The name here speaks for itself, essentially. A home owner is allowed to receive money in exchange of some equity. And by that we mean that the home owner borrows money, they don’t just receive it. We will discuss some aspects of this product below in attempt to explain properly what is an equity conversion mortgage.

 

In short, this service is also known as a reverse mortgage. This means that instead of using your home as collateral in order to secure a loan, you simply release some of your equity. With an equity conversion mortgage you do not pay money back each month or even each year. The debt is instead paid back after the property is sold or after the borrower(s) pass away.

 

There are a few more details that need to be clarified when we discuss what is an equity conversion mortgage. It is typical only for citizens beyond the age of 60 to be eligible to apply for one. Such a product can be quite useful to them because senior citizens who own homes but are cash poor can receive a lump sum and address certain needs. They can also opt to get the sum as a steady stream of cash but this is rarely the preference.

 

A big home renovation or a trip to Europe is no longer impossible as you can simply convert your home equity in cash without having to sell your home or mortgage it.

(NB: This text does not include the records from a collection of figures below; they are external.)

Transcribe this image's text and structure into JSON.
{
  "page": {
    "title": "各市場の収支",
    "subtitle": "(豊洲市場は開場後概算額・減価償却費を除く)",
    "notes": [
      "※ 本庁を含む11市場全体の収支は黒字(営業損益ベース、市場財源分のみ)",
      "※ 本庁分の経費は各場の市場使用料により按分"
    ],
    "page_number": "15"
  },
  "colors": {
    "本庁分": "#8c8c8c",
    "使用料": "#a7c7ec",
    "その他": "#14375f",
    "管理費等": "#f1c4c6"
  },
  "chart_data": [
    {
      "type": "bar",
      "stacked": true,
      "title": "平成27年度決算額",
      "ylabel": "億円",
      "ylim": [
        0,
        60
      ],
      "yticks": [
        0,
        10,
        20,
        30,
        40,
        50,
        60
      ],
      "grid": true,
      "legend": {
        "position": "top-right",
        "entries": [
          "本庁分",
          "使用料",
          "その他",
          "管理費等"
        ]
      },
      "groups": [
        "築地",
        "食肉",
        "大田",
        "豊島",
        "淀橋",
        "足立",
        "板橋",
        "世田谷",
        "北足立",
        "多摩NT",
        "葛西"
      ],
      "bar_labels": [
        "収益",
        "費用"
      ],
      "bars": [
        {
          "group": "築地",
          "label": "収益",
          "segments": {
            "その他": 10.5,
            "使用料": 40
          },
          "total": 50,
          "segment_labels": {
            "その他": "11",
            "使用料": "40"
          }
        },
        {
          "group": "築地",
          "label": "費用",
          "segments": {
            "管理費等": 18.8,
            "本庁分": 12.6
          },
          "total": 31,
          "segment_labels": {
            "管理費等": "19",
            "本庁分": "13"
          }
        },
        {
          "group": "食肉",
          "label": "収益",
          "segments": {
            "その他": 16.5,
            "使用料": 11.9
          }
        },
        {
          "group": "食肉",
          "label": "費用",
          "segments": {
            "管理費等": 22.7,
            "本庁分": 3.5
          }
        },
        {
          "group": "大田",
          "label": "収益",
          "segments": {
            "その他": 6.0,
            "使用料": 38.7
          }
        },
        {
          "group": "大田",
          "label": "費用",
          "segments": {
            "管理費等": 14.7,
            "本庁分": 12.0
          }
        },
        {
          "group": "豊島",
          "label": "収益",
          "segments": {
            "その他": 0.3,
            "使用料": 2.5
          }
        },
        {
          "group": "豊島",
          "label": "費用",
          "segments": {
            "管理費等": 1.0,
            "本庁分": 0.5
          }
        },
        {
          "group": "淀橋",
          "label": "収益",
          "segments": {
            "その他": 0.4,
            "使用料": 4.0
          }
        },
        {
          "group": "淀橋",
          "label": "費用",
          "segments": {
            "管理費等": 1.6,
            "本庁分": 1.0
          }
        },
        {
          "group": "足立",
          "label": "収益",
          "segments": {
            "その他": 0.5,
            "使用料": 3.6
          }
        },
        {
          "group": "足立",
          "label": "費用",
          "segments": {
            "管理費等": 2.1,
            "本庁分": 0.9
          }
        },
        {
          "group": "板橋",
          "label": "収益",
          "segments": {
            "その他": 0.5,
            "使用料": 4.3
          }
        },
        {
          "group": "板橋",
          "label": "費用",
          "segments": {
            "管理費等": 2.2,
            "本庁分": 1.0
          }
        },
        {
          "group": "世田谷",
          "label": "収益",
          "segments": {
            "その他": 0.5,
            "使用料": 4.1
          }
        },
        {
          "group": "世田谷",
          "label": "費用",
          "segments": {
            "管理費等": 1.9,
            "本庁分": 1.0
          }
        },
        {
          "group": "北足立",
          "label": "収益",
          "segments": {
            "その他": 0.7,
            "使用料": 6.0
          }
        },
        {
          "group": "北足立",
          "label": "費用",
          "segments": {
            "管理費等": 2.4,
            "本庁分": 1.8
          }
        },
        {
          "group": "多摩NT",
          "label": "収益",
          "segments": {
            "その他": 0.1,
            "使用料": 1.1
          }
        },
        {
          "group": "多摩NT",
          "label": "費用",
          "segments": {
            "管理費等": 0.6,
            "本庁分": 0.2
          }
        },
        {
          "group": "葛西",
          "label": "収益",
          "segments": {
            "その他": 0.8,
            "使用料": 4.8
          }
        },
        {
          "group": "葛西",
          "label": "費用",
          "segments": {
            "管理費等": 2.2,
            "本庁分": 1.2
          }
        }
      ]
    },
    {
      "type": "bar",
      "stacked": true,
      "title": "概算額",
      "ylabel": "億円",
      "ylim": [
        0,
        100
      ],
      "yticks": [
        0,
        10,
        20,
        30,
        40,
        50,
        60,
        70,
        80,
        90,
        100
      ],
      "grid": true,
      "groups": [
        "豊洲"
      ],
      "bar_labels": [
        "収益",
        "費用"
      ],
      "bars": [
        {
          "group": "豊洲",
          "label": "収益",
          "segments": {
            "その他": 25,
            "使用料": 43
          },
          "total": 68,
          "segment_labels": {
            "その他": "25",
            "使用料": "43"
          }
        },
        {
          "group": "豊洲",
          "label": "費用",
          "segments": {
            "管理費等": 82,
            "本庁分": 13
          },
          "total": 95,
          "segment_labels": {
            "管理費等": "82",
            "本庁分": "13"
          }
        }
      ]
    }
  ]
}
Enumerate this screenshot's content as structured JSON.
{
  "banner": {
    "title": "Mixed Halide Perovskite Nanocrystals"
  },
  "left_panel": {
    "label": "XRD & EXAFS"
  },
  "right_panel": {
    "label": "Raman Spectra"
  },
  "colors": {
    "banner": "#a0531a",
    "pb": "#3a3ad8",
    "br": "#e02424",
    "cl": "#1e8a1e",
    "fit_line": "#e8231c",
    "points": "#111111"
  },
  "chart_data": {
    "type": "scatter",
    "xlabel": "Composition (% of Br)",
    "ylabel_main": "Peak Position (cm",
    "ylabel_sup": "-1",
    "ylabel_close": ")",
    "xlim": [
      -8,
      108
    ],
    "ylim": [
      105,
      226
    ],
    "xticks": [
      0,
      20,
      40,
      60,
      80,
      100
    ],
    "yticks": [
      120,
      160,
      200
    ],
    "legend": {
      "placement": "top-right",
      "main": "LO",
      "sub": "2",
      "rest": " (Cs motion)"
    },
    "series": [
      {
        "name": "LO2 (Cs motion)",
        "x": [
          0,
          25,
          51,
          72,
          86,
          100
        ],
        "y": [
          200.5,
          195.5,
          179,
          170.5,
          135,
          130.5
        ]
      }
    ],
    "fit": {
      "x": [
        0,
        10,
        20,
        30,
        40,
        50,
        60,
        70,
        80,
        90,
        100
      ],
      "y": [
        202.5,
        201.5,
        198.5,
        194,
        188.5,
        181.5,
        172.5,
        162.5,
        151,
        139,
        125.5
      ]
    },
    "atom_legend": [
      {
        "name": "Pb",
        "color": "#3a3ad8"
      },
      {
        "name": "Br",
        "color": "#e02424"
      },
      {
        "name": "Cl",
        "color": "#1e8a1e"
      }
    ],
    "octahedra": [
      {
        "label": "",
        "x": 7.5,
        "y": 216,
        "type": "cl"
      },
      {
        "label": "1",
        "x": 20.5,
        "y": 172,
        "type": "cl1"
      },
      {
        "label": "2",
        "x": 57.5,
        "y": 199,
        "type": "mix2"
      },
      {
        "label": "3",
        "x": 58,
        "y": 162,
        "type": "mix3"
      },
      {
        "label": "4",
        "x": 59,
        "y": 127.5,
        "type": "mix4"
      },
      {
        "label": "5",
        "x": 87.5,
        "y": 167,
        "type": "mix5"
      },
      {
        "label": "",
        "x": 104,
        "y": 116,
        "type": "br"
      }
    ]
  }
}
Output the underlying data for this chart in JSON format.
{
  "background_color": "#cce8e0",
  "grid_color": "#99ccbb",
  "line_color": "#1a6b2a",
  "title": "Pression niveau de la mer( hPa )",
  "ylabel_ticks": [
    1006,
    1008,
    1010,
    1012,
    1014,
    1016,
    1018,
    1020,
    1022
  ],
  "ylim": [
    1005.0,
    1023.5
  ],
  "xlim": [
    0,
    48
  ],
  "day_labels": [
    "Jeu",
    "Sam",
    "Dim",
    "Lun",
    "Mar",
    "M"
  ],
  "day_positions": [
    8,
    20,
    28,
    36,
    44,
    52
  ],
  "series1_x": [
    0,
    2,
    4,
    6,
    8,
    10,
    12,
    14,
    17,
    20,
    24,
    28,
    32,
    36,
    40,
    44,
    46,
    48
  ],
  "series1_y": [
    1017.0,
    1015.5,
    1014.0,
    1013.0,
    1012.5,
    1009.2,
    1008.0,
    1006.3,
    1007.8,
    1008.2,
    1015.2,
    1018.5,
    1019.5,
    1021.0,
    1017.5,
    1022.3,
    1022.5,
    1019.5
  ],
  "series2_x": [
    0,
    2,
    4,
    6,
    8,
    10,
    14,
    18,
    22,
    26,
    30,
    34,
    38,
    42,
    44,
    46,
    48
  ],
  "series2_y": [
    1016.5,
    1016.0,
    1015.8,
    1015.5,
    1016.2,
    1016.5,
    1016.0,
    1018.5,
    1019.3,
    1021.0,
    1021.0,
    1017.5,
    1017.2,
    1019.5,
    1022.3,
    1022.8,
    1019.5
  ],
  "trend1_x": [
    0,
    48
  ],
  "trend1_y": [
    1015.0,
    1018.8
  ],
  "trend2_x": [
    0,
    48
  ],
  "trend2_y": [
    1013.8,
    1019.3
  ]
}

One of the rules is that the property in question has to be your principal residence. Additionally, you cannot be delinquent on any government debt.

 

Once the property is sold the loan is paid back from the sale price. Keep in mind that you are likely going to have to return more money than the amount you have borrowed. This is because the interest on the loan is compounding meaning that it adds on over time.

 

It is in ones best interest that their home value raises in time so that they can retain more home equity upon selling. If that doesn’t happen one risks having to pay back a sum representing a large chunk of their home equity. The later a reverse mortgage is repaid, the larger the sum.

 

There is some good news, though. You cannot pay back more money than the worth of your home. The interest will keep growing but if it exceeds the value of the property as it is sold, the loan is capped at the sale price. This is thanks to an Australian government act adopted in 2012 which provides some extra security to senior citizens when it comes to utilizing what is an equity conversion mortgage.

 

It is important not to confuse the equity conversion mortgage with a home equity loan. The latter is a loan in which the borrower again gets a sum but this time they use their home equity as collateral. This means that there are regular monthly payments. This is basically a traditional mortgage.